I know people really have mixed feelings about Flavia de Luce. At eleven, she’s precocious, knowledgeable about poisons, interferes in crime investigations. Some readers just find her obnoxious. But, it’s hard not to feel sorry for her when reading Alan Bradley’s latest mystery, I Am Half-Sick of Shadows.
Flavia’s father is desperate to find money to keep Buckshaw. The house belonged to his wife, Harriet, so her disappearance in a mountaineering accident left him without the money to pay inheritance taxes. He chooses an unusual method of saving the house. He rents it to a film company, who shows up just before Christmas.
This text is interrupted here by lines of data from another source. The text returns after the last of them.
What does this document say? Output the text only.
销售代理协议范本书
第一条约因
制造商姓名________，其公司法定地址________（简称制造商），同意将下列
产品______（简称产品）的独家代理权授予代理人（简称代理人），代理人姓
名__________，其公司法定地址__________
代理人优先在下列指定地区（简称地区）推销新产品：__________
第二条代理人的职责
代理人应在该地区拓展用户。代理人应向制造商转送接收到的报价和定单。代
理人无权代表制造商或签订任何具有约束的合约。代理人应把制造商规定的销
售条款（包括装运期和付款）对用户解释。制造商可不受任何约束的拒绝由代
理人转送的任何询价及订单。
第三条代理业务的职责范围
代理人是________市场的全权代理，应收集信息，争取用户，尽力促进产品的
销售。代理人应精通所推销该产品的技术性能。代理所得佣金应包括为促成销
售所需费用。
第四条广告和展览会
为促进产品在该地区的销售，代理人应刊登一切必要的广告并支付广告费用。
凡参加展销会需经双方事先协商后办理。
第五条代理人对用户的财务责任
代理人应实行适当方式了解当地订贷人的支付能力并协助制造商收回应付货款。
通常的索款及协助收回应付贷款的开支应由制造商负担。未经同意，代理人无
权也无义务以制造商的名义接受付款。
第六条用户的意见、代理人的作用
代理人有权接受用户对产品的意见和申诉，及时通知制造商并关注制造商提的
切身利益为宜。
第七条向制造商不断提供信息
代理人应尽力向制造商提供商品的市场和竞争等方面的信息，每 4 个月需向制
Although Flavia is preoccupied with her plans to trap Father Christmas, she’s interested in the new arrivals, including the star, Phyllis Wyvern. The diva isn’t nice to most of the people around her, but, unlike Flavia’s sisters, she’s kind to the young girl. Flavia has been hurt too often to be completely taken in, but she likes her statement, “Older sisters are much alike the world over: half a cup of love and half one of contempt.”
When Phyllis agrees to do a performance to benefit the local church, most of the villagers of Bishop’s Lacey show up at Buckshaw. And, the blizzard that snows them in provides the perfect opportunity for the lonely Flavia to spy on people, and observe them in sleep. But, the snowstorm also provides the perfect opportunity for a murderer, and it’s Flavia who finds the body. Now, just before Christmas, she has two missions, find a killer, and snare Father Christmas.
Instead of a small household imprisoned in a house when a murder occurs, Bradley imprisons half the village of Bishop’s Lacey along with an entire film crew. Flavia has a large group of suspects, however she needs to find the killer before this Christmas becomes her last one.
As brilliant as Flavia is, she’s young and naïve, and she breaks my heart. She’s only eleven, and lost her mother at a young age. Her entire family is locked away in separate worlds. She longs for attention from her father, a man who seldom realizes his daughters exist. One sister lives for her books, while the other is a flirt. And, both Ophelia and Daphne pick on Flavia, hurting her when they tell her stories about their mother. They team up to imply that Harriet didn’t love Flavia. In retaliation, Flavia hurries to her laboratory, plotting which poisons will hurt her sisters. And, she looks for her mother in so many females. The only person who truly understands Flavia is Dogger, the mysterious man who was once in the army with Flavia’s father, the jack-of-all-trades at Buckshaw, who sometimes has anxiety attacks as a result of his horrible experiences in the war.
Bradley’s mysteries are interesting, and I Am Half-Sick of Shadows is as readable as his earlier ones. Each book reveals a little more about the characters. This time, there’s more about Dogger with hints of Aunt Felicity’s role during the war. But, those of us who enjoy these mysteries return time and again for Flavia de Luce, the lonely eleven-year-old with a passion for poisons and a propensity for crime investigation.
Alan Bradley’s website is www.flaviadeluce.com.
I Am Half-Sick of Shadows by Alan Bradley. Delacorte Press. ©2011. ISBN 9780385344012 (hardcover), 297p.